At this point in the program it was decided from a correlation of model test data that the one degree per second actuator for the stabilizer might prove to be too slow for proper control during subsequent flights, and an interruption in the program was made to install a faster motor. In the first flight after the new stabilizer actuator was installed, the Mach number was increased to .94. At this point, the trim change again reversed to a nose-down tendency, but it was still easily controllable and approximately 3degree of up elevator provided level flight. From .94 to .96. the elevators and rudder became increasingly ineffective until, at the latter figure, they could be moved throughout their range of displacement with very slight response from the aircraft. At approximately .95, the buffeting decreased rapidly and became non existent at .96.

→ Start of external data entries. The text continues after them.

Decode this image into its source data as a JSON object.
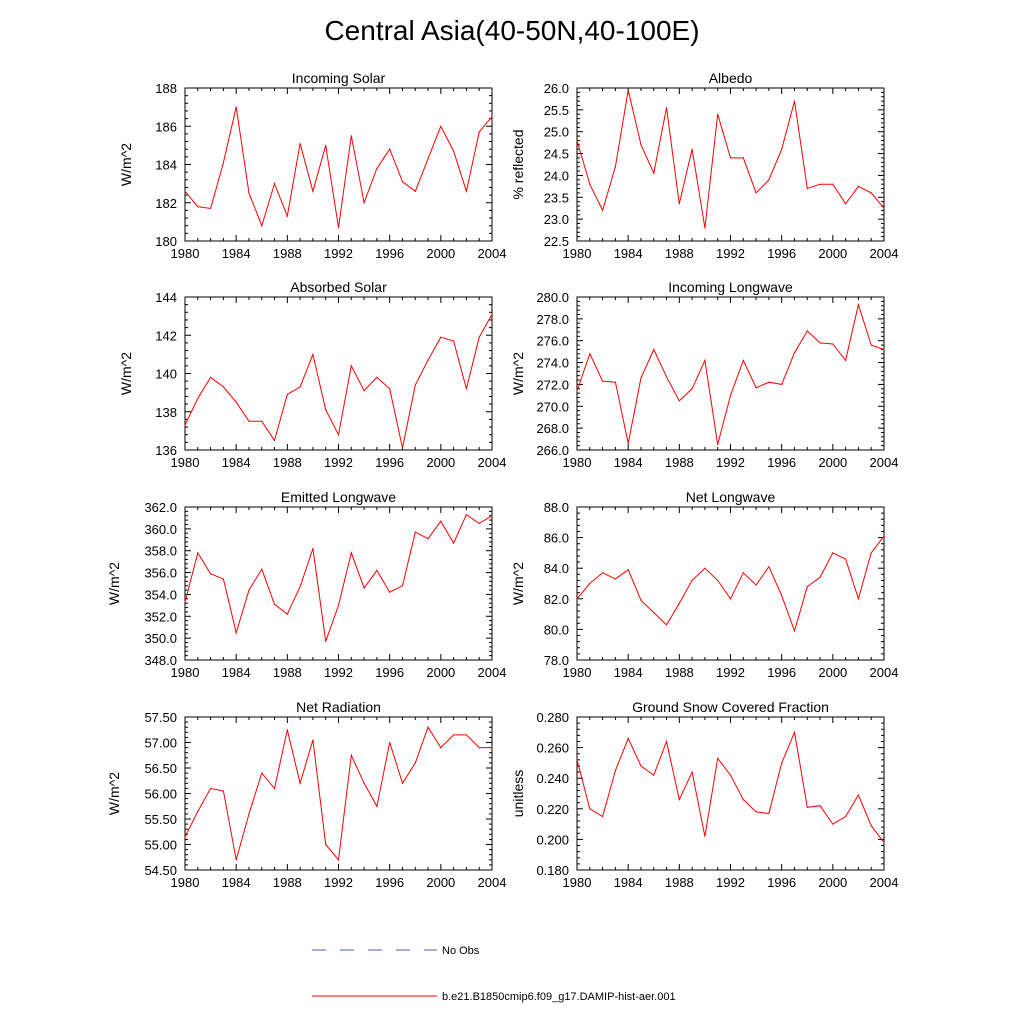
{
  "title": "Central Asia(40-50N,40-100E)",
  "legend": {
    "obs_label": "No Obs",
    "obs_color": "#4a5fc1",
    "model_label": "b.e21.B1850cmip6.f09_g17.DAMIP-hist-aer.001",
    "model_color": "#ff0000"
  },
  "chart_data": [
    {
      "type": "line",
      "title": "Incoming Solar",
      "ylabel": "W/m^2",
      "xlim": [
        1980,
        2004
      ],
      "ylim": [
        180,
        188
      ],
      "yticks": [
        "180",
        "182",
        "184",
        "186",
        "188"
      ],
      "xticks": [
        "1980",
        "1984",
        "1988",
        "1992",
        "1996",
        "2000",
        "2004"
      ],
      "x": [
        1980,
        1981,
        1982,
        1983,
        1984,
        1985,
        1986,
        1987,
        1988,
        1989,
        1990,
        1991,
        1992,
        1993,
        1994,
        1995,
        1996,
        1997,
        1998,
        1999,
        2000,
        2001,
        2002,
        2003,
        2004
      ],
      "values": [
        182.6,
        181.8,
        181.7,
        184.1,
        187.0,
        182.5,
        180.8,
        183.0,
        181.3,
        185.1,
        182.6,
        185.0,
        180.7,
        185.5,
        182.0,
        183.8,
        184.8,
        183.1,
        182.6,
        184.3,
        186.0,
        184.7,
        182.6,
        185.7,
        186.5
      ]
    },
    {
      "type": "line",
      "title": "Albedo",
      "ylabel": "% reflected",
      "xlim": [
        1980,
        2004
      ],
      "ylim": [
        22.5,
        26.0
      ],
      "yticks": [
        "22.5",
        "23.0",
        "23.5",
        "24.0",
        "24.5",
        "25.0",
        "25.5",
        "26.0"
      ],
      "xticks": [
        "1980",
        "1984",
        "1988",
        "1992",
        "1996",
        "2000",
        "2004"
      ],
      "x": [
        1980,
        1981,
        1982,
        1983,
        1984,
        1985,
        1986,
        1987,
        1988,
        1989,
        1990,
        1991,
        1992,
        1993,
        1994,
        1995,
        1996,
        1997,
        1998,
        1999,
        2000,
        2001,
        2002,
        2003,
        2004
      ],
      "values": [
        24.8,
        23.8,
        23.2,
        24.2,
        25.95,
        24.7,
        24.05,
        25.55,
        23.35,
        24.6,
        22.8,
        25.4,
        24.4,
        24.4,
        23.6,
        23.9,
        24.6,
        25.7,
        23.7,
        23.8,
        23.8,
        23.35,
        23.75,
        23.6,
        23.25
      ]
    },
    {
      "type": "line",
      "title": "Absorbed Solar",
      "ylabel": "W/m^2",
      "xlim": [
        1980,
        2004
      ],
      "ylim": [
        136,
        144
      ],
      "yticks": [
        "136",
        "138",
        "140",
        "142",
        "144"
      ],
      "xticks": [
        "1980",
        "1984",
        "1988",
        "1992",
        "1996",
        "2000",
        "2004"
      ],
      "x": [
        1980,
        1981,
        1982,
        1983,
        1984,
        1985,
        1986,
        1987,
        1988,
        1989,
        1990,
        1991,
        1992,
        1993,
        1994,
        1995,
        1996,
        1997,
        1998,
        1999,
        2000,
        2001,
        2002,
        2003,
        2004
      ],
      "values": [
        137.3,
        138.7,
        139.8,
        139.3,
        138.5,
        137.5,
        137.5,
        136.5,
        138.9,
        139.3,
        141.0,
        138.1,
        136.8,
        140.4,
        139.1,
        139.8,
        139.2,
        136.1,
        139.4,
        140.7,
        141.9,
        141.7,
        139.2,
        141.9,
        143.1
      ]
    },
    {
      "type": "line",
      "title": "Incoming Longwave",
      "ylabel": "W/m^2",
      "xlim": [
        1980,
        2004
      ],
      "ylim": [
        266,
        280
      ],
      "yticks": [
        "266.0",
        "268.0",
        "270.0",
        "272.0",
        "274.0",
        "276.0",
        "278.0",
        "280.0"
      ],
      "xticks": [
        "1980",
        "1984",
        "1988",
        "1992",
        "1996",
        "2000",
        "2004"
      ],
      "x": [
        1980,
        1981,
        1982,
        1983,
        1984,
        1985,
        1986,
        1987,
        1988,
        1989,
        1990,
        1991,
        1992,
        1993,
        1994,
        1995,
        1996,
        1997,
        1998,
        1999,
        2000,
        2001,
        2002,
        2003,
        2004
      ],
      "values": [
        271.4,
        274.8,
        272.3,
        272.2,
        266.6,
        272.6,
        275.2,
        272.7,
        270.5,
        271.6,
        274.2,
        266.5,
        271.0,
        274.2,
        271.7,
        272.2,
        272.0,
        274.9,
        276.9,
        275.8,
        275.7,
        274.2,
        279.3,
        275.6,
        275.2
      ]
    },
    {
      "type": "line",
      "title": "Emitted Longwave",
      "ylabel": "W/m^2",
      "xlim": [
        1980,
        2004
      ],
      "ylim": [
        348,
        362
      ],
      "yticks": [
        "348.0",
        "350.0",
        "352.0",
        "354.0",
        "356.0",
        "358.0",
        "360.0",
        "362.0"
      ],
      "xticks": [
        "1980",
        "1984",
        "1988",
        "1992",
        "1996",
        "2000",
        "2004"
      ],
      "x": [
        1980,
        1981,
        1982,
        1983,
        1984,
        1985,
        1986,
        1987,
        1988,
        1989,
        1990,
        1991,
        1992,
        1993,
        1994,
        1995,
        1996,
        1997,
        1998,
        1999,
        2000,
        2001,
        2002,
        2003,
        2004
      ],
      "values": [
        353.3,
        357.8,
        355.9,
        355.4,
        350.5,
        354.4,
        356.3,
        353.1,
        352.2,
        354.7,
        358.2,
        349.7,
        353.0,
        357.8,
        354.6,
        356.2,
        354.2,
        354.8,
        359.7,
        359.1,
        360.7,
        358.7,
        361.3,
        360.5,
        361.2
      ]
    },
    {
      "type": "line",
      "title": "Net Longwave",
      "ylabel": "W/m^2",
      "xlim": [
        1980,
        2004
      ],
      "ylim": [
        78,
        88
      ],
      "yticks": [
        "78.0",
        "80.0",
        "82.0",
        "84.0",
        "86.0",
        "88.0"
      ],
      "xticks": [
        "1980",
        "1984",
        "1988",
        "1992",
        "1996",
        "2000",
        "2004"
      ],
      "x": [
        1980,
        1981,
        1982,
        1983,
        1984,
        1985,
        1986,
        1987,
        1988,
        1989,
        1990,
        1991,
        1992,
        1993,
        1994,
        1995,
        1996,
        1997,
        1998,
        1999,
        2000,
        2001,
        2002,
        2003,
        2004
      ],
      "values": [
        82.0,
        83.0,
        83.7,
        83.3,
        83.9,
        81.9,
        81.1,
        80.3,
        81.7,
        83.2,
        84.0,
        83.2,
        82.0,
        83.7,
        82.9,
        84.1,
        82.2,
        79.9,
        82.8,
        83.4,
        85.0,
        84.6,
        82.0,
        85.0,
        86.1
      ]
    },
    {
      "type": "line",
      "title": "Net Radiation",
      "ylabel": "W/m^2",
      "xlim": [
        1980,
        2004
      ],
      "ylim": [
        54.5,
        57.5
      ],
      "yticks": [
        "54.50",
        "55.00",
        "55.50",
        "56.00",
        "56.50",
        "57.00",
        "57.50"
      ],
      "xticks": [
        "1980",
        "1984",
        "1988",
        "1992",
        "1996",
        "2000",
        "2004"
      ],
      "x": [
        1980,
        1981,
        1982,
        1983,
        1984,
        1985,
        1986,
        1987,
        1988,
        1989,
        1990,
        1991,
        1992,
        1993,
        1994,
        1995,
        1996,
        1997,
        1998,
        1999,
        2000,
        2001,
        2002,
        2003,
        2004
      ],
      "values": [
        55.15,
        55.65,
        56.1,
        56.05,
        54.7,
        55.6,
        56.4,
        56.1,
        57.25,
        56.2,
        57.05,
        55.0,
        54.7,
        56.75,
        56.2,
        55.75,
        57.0,
        56.2,
        56.6,
        57.3,
        56.9,
        57.15,
        57.15,
        56.9,
        56.9
      ]
    },
    {
      "type": "line",
      "title": "Ground Snow Covered Fraction",
      "ylabel": "unitless",
      "xlim": [
        1980,
        2004
      ],
      "ylim": [
        0.18,
        0.28
      ],
      "yticks": [
        "0.180",
        "0.200",
        "0.220",
        "0.240",
        "0.260",
        "0.280"
      ],
      "xticks": [
        "1980",
        "1984",
        "1988",
        "1992",
        "1996",
        "2000",
        "2004"
      ],
      "x": [
        1980,
        1981,
        1982,
        1983,
        1984,
        1985,
        1986,
        1987,
        1988,
        1989,
        1990,
        1991,
        1992,
        1993,
        1994,
        1995,
        1996,
        1997,
        1998,
        1999,
        2000,
        2001,
        2002,
        2003,
        2004
      ],
      "values": [
        0.252,
        0.22,
        0.215,
        0.245,
        0.266,
        0.248,
        0.242,
        0.264,
        0.226,
        0.244,
        0.202,
        0.253,
        0.242,
        0.226,
        0.218,
        0.217,
        0.25,
        0.27,
        0.221,
        0.222,
        0.21,
        0.215,
        0.229,
        0.209,
        0.198
      ]
    }
  ]
}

Up to this time a stabilizer setting of 2degree leading edge up was used in all of the high-speed test runs. The next flight was therefore initiated to investigate the effectiveness of control by the stabilizer at the higher speeds above .96 since the setting had only been varied in climbs up to this time. As the speed was increased on this flight, the stabilizer was changed to 1degree leading edge up and returned to 2degree leading edge up successively at .84, .88, and .95 Mach numbers. The acceleration experienced in the cockpit was approximately the same for all speeds, and it was decided that the stabilizer was still effective, even though the elevator and rudder had lost their effectiveness. The ailerons remained effective throughout the range. With the stabilizer setting of 2degree, the speed was allowed to increase to approximately .98 to .99 Mach number, where elevator and rudder effectiveness were regained and the airplane seemed to smooth out to normal flying characteristics. This development lent added confidence, and the airplane was allowed to continue to accelerate until an indication of 1.02 on the cockpit Mach meter was obtained. At this indication, the meter momentarily stopped and then jumped to 1.06, and this hesitation was assumed to be caused by the effect of shock waves on the static source. At this time the power units were cut and the airplane allowed to decelerate back to the subsonic flight condition.